You're not going to hear any argument from me. I think by the time of the 16-bit consoles in particular, both the artistry and the technology behind 2-D graphics had reached a kind of acceptable baseline standard where even if they would obviously cease to be stunning with the passing of time, they would rarely be rendered completely obsolete or outright ugly (there are obviously exceptions, but generally you're talking about games that were ugly to begin with). But I'm not sure 3-D games (at least realtime, fully 3-D games) really reached a similar point until the Dreamcast, so there are few fully 3-D games from before then that I feel have aged particularly gracefully.

I can recognise what constitutes "good PS1 3-D graphics" versus "bad PS1 3-D graphics" having lived through the era, of course, but honestly I'm just not sure that the technology was there in the consoles at the time, and it all looks pretty ugly to me these days.

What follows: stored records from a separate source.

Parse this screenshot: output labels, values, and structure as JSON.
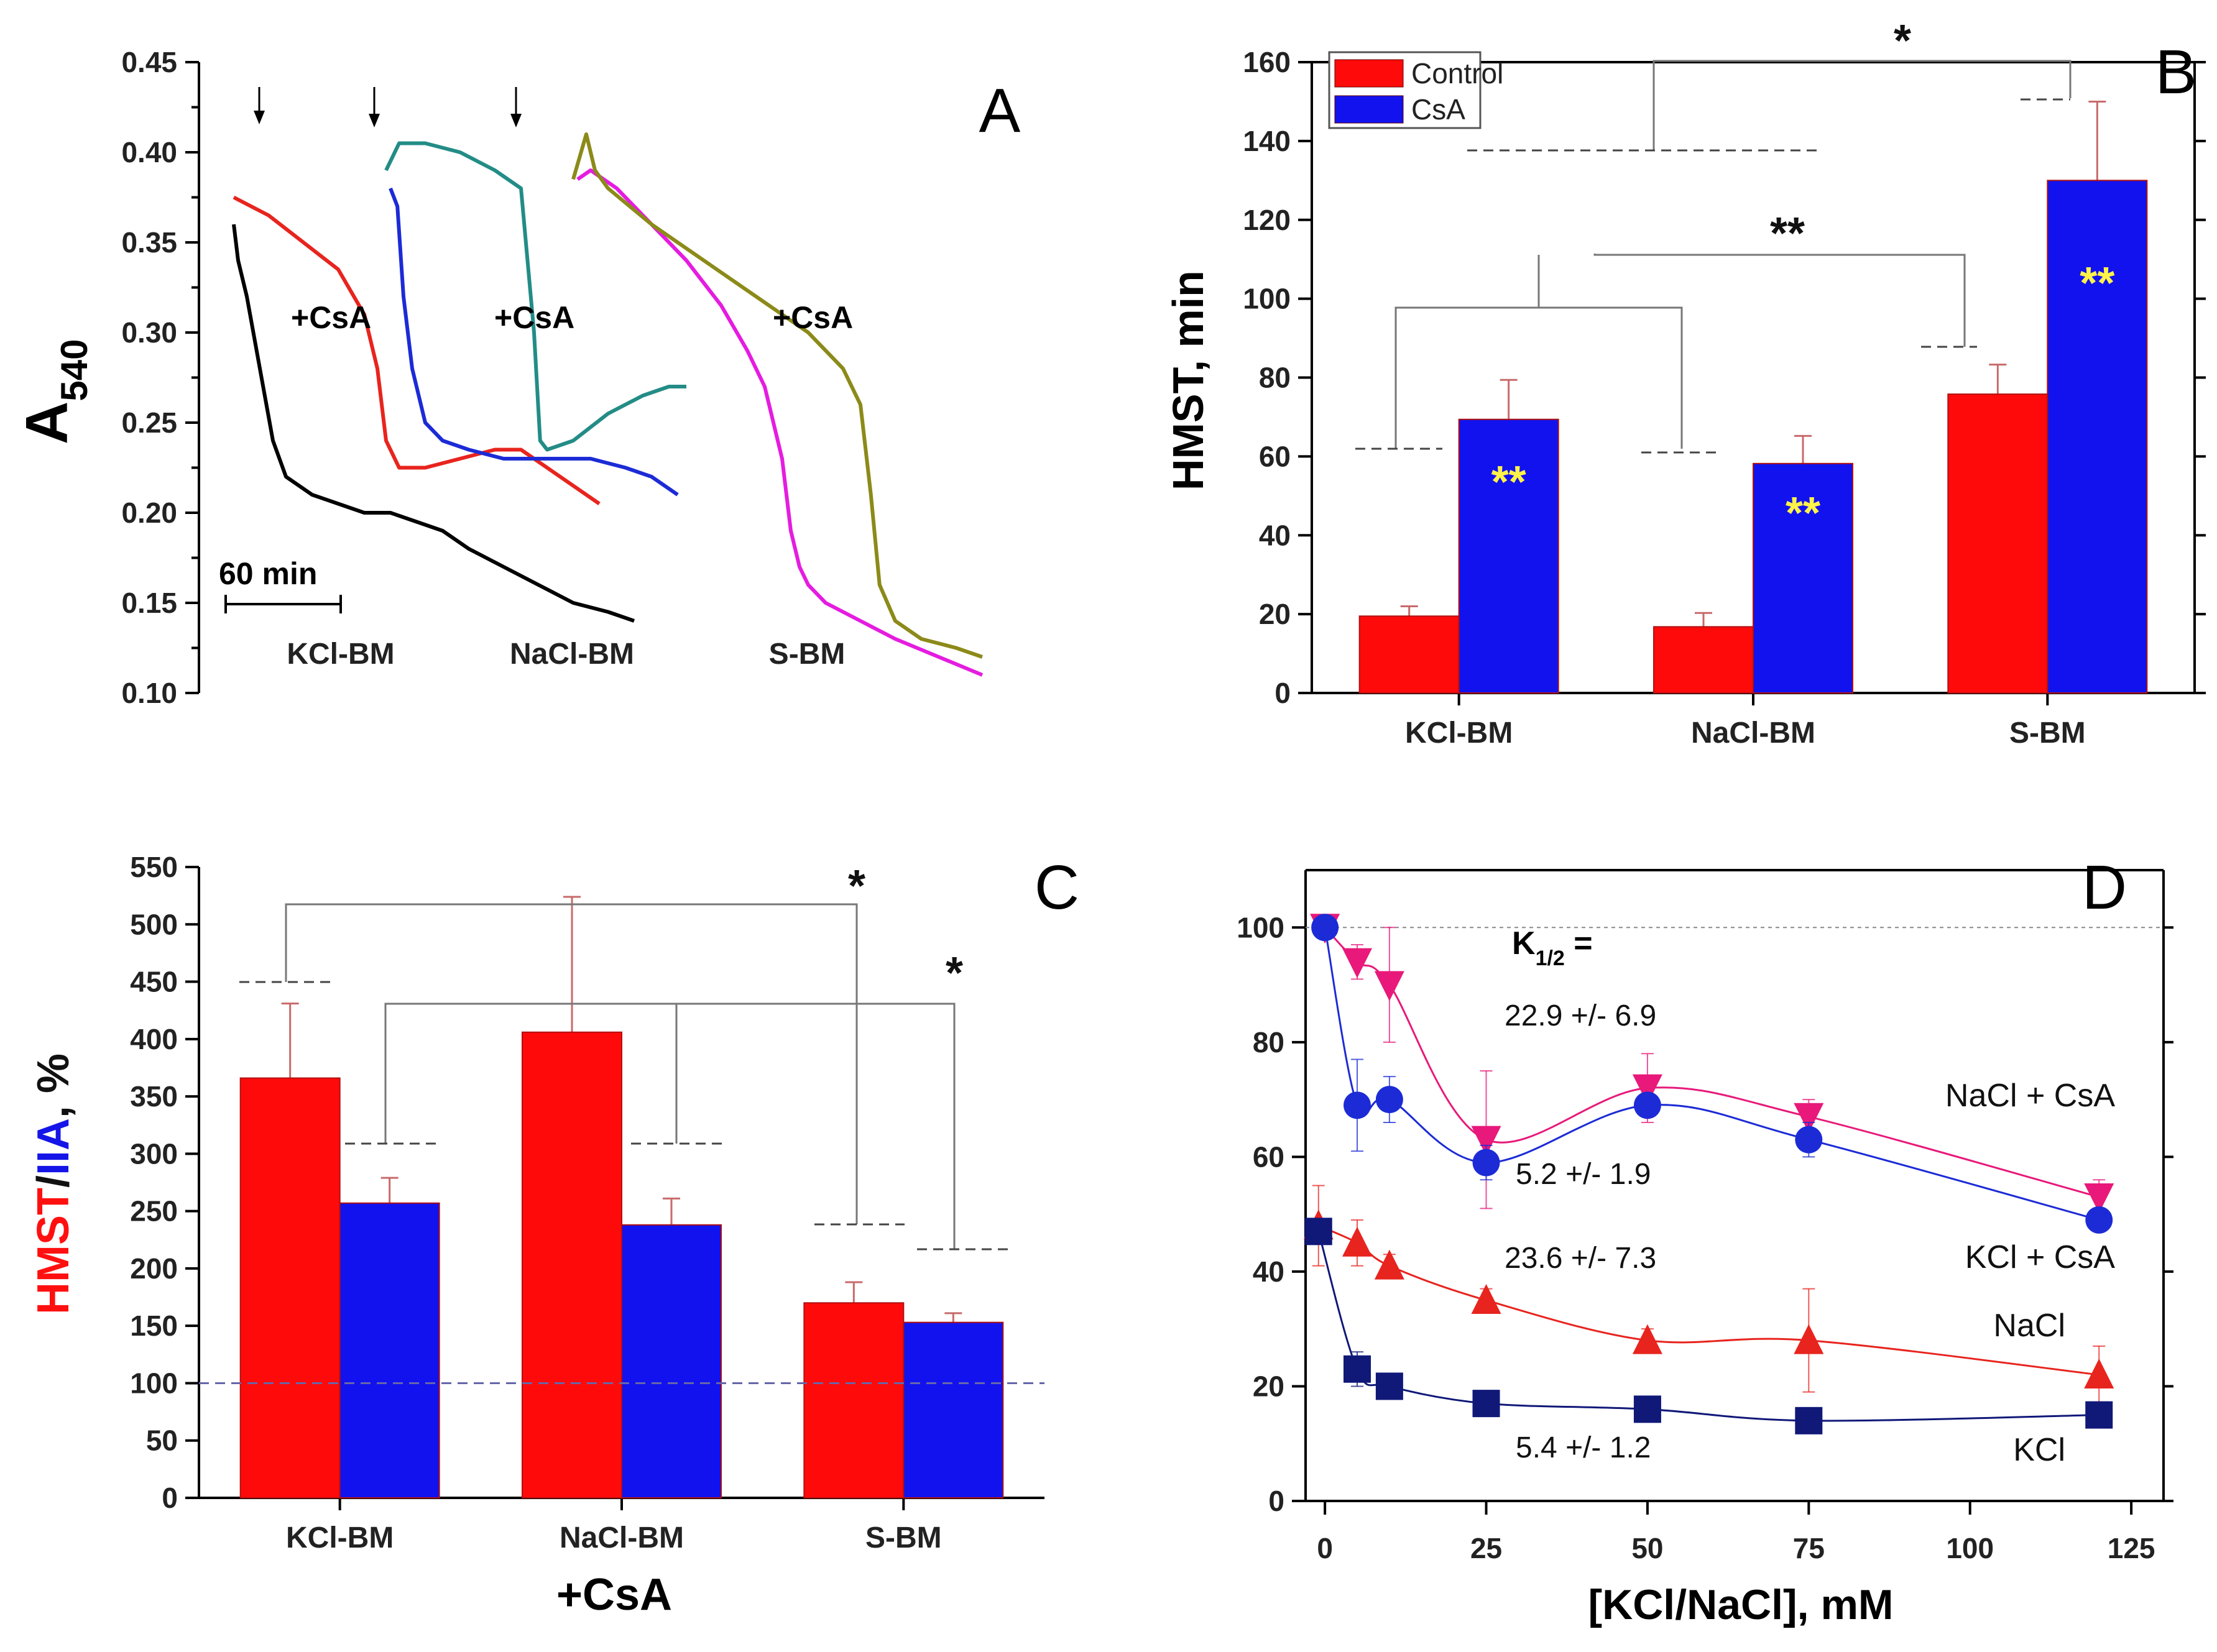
{
  "chart_data": [
    {
      "panel": "A",
      "type": "line",
      "ylabel": "A",
      "ylabel_sub": "540",
      "ylim": [
        0.1,
        0.45
      ],
      "yticks": [
        "0.45",
        "0.40",
        "0.35",
        "0.30",
        "0.25",
        "0.20",
        "0.15",
        "0.10"
      ],
      "scale_bar": "60 min",
      "arrows": 3,
      "annotations": [
        "+CsA",
        "+CsA",
        "+CsA"
      ],
      "groups": [
        "KCl-BM",
        "NaCl-BM",
        "S-BM"
      ],
      "series": [
        {
          "name": "KCl-BM control",
          "color": "#000000",
          "x": [
            40,
            45,
            55,
            70,
            85,
            100,
            130,
            160,
            190,
            220,
            250,
            280,
            310,
            350,
            390,
            430,
            470,
            500
          ],
          "y": [
            0.36,
            0.34,
            0.32,
            0.28,
            0.24,
            0.22,
            0.21,
            0.205,
            0.2,
            0.2,
            0.195,
            0.19,
            0.18,
            0.17,
            0.16,
            0.15,
            0.145,
            0.14
          ]
        },
        {
          "name": "KCl-BM +CsA",
          "color": "#e8241e",
          "x": [
            40,
            80,
            120,
            160,
            190,
            205,
            215,
            230,
            260,
            300,
            340,
            370,
            400,
            430,
            460
          ],
          "y": [
            0.375,
            0.365,
            0.35,
            0.335,
            0.31,
            0.28,
            0.24,
            0.225,
            0.225,
            0.23,
            0.235,
            0.235,
            0.225,
            0.215,
            0.205
          ]
        },
        {
          "name": "NaCl-BM control",
          "color": "#1c2bd6",
          "x": [
            220,
            228,
            235,
            245,
            260,
            280,
            310,
            350,
            400,
            450,
            490,
            520,
            550
          ],
          "y": [
            0.38,
            0.37,
            0.32,
            0.28,
            0.25,
            0.24,
            0.235,
            0.23,
            0.23,
            0.23,
            0.225,
            0.22,
            0.21
          ]
        },
        {
          "name": "NaCl-BM +CsA",
          "color": "#238c86",
          "x": [
            215,
            230,
            260,
            300,
            340,
            370,
            385,
            392,
            400,
            430,
            470,
            510,
            540,
            560
          ],
          "y": [
            0.39,
            0.405,
            0.405,
            0.4,
            0.39,
            0.38,
            0.3,
            0.24,
            0.235,
            0.24,
            0.255,
            0.265,
            0.27,
            0.27
          ]
        },
        {
          "name": "S-BM control",
          "color": "#e51ce0",
          "x": [
            435,
            450,
            480,
            520,
            560,
            600,
            630,
            650,
            670,
            680,
            690,
            700,
            720,
            760,
            800,
            850,
            900
          ],
          "y": [
            0.385,
            0.39,
            0.38,
            0.36,
            0.34,
            0.315,
            0.29,
            0.27,
            0.23,
            0.19,
            0.17,
            0.16,
            0.15,
            0.14,
            0.13,
            0.12,
            0.11
          ]
        },
        {
          "name": "S-BM +CsA",
          "color": "#8c8a19",
          "x": [
            430,
            445,
            455,
            470,
            520,
            580,
            640,
            700,
            740,
            760,
            772,
            782,
            800,
            830,
            870,
            900
          ],
          "y": [
            0.385,
            0.41,
            0.39,
            0.38,
            0.36,
            0.34,
            0.32,
            0.3,
            0.28,
            0.26,
            0.21,
            0.16,
            0.14,
            0.13,
            0.125,
            0.12
          ]
        }
      ]
    },
    {
      "panel": "B",
      "type": "bar",
      "ylabel": "HMST, min",
      "ylim": [
        0,
        160
      ],
      "yticks": [
        "0",
        "20",
        "40",
        "60",
        "80",
        "100",
        "120",
        "140",
        "160"
      ],
      "categories": [
        "KCl-BM",
        "NaCl-BM",
        "S-BM"
      ],
      "series": [
        {
          "name": "Control",
          "color": "#ff0a0a",
          "values": [
            19.5,
            16.8,
            75.8
          ],
          "errors": [
            2.5,
            3.5,
            7.5
          ]
        },
        {
          "name": "CsA",
          "color": "#1212ee",
          "values": [
            69.4,
            58.2,
            130
          ],
          "errors": [
            10,
            7,
            20
          ]
        }
      ],
      "legend": "top-left",
      "significance": [
        "*",
        "**"
      ],
      "bar_marks": [
        "**",
        "**",
        "**"
      ]
    },
    {
      "panel": "C",
      "type": "bar",
      "ylabel_red": "HMST",
      "ylabel_sep": "/",
      "ylabel_blue": "IIA",
      "ylabel_unit": ", %",
      "xlabel": "+CsA",
      "ylim": [
        0,
        550
      ],
      "yticks": [
        "0",
        "50",
        "100",
        "150",
        "200",
        "250",
        "300",
        "350",
        "400",
        "450",
        "500",
        "550"
      ],
      "categories": [
        "KCl-BM",
        "NaCl-BM",
        "S-BM"
      ],
      "reference_line": 100,
      "series": [
        {
          "name": "HMST",
          "color": "#ff0a0a",
          "values": [
            366,
            406,
            170
          ],
          "errors": [
            65,
            118,
            18
          ]
        },
        {
          "name": "IIA",
          "color": "#1212ee",
          "values": [
            257,
            238,
            153
          ],
          "errors": [
            22,
            23,
            8
          ]
        }
      ],
      "significance": [
        "*",
        "*"
      ]
    },
    {
      "panel": "D",
      "type": "scatter",
      "xlabel": "[KCl/NaCl], mM",
      "xlim": [
        -3,
        130
      ],
      "ylim": [
        0,
        110
      ],
      "xticks": [
        "0",
        "25",
        "50",
        "75",
        "100",
        "125"
      ],
      "yticks": [
        "0",
        "20",
        "40",
        "60",
        "80",
        "100"
      ],
      "reference_line": 100,
      "k_label": "K",
      "k_sub": "1/2",
      "k_eq": " =",
      "k_values": [
        "22.9 +/- 6.9",
        "5.2 +/- 1.9",
        "23.6 +/- 7.3",
        "5.4 +/- 1.2"
      ],
      "series": [
        {
          "name": "NaCl + CsA",
          "color": "#e8197a",
          "marker": "triangle-down",
          "x": [
            0,
            5,
            10,
            25,
            50,
            75,
            120
          ],
          "y": [
            100,
            94,
            90,
            63,
            72,
            67,
            53
          ],
          "errors": [
            0,
            3,
            10,
            12,
            6,
            3,
            3
          ]
        },
        {
          "name": "KCl + CsA",
          "color": "#1c2bd6",
          "marker": "circle",
          "x": [
            0,
            5,
            10,
            25,
            50,
            75,
            120
          ],
          "y": [
            100,
            69,
            70,
            59,
            69,
            63,
            49
          ],
          "errors": [
            0,
            8,
            4,
            3,
            2,
            3,
            1
          ]
        },
        {
          "name": "NaCl",
          "color": "#e8241e",
          "marker": "triangle-up",
          "x": [
            -1,
            5,
            10,
            25,
            50,
            75,
            120
          ],
          "y": [
            48,
            45,
            41,
            35,
            28,
            28,
            22
          ],
          "errors": [
            7,
            4,
            2,
            2,
            2,
            9,
            5
          ]
        },
        {
          "name": "KCl",
          "color": "#101878",
          "marker": "square",
          "x": [
            -1,
            5,
            10,
            25,
            50,
            75,
            120
          ],
          "y": [
            47,
            23,
            20,
            17,
            16,
            14,
            15
          ],
          "errors": [
            2,
            3,
            2,
            2,
            2,
            1,
            2
          ]
        }
      ]
    }
  ]
}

It's doubly problematic given that the problem isn't just one of technology, but of developers in that era still learning how to build and design 3-D games. By the time you got to the SNES, developers had something like 20 years of development of 2-D gaming to draw upon and learn from, so even many early titles played pretty well. 3-D games, though, were pretty new territory for most console developers during the early days of the PS1 era, and I'm not sure there was even really a firm idea in place of what typical genres should play like in 3-D. So a lot of it was probably the same sort of trial and error that marked the early days of 2-D gaming, and while there was the odd game that got things right, I think a huge chunk of 3-D games from that era are almost unplayably dated even if you look past graphics.

It's telling that a lot of the 3-D titles that people still play from that era are RPGs, as it was probably the genre that suffered least from the growing pains that marked the switch from 2-D to 3-D. I really loved that era of gaming, and I can say without doubt that it was easily the most exciting to me personally, but there's a huge swathe of games from it which, though I remember them fondly, I can safely say I'll never, ever revisit. ._.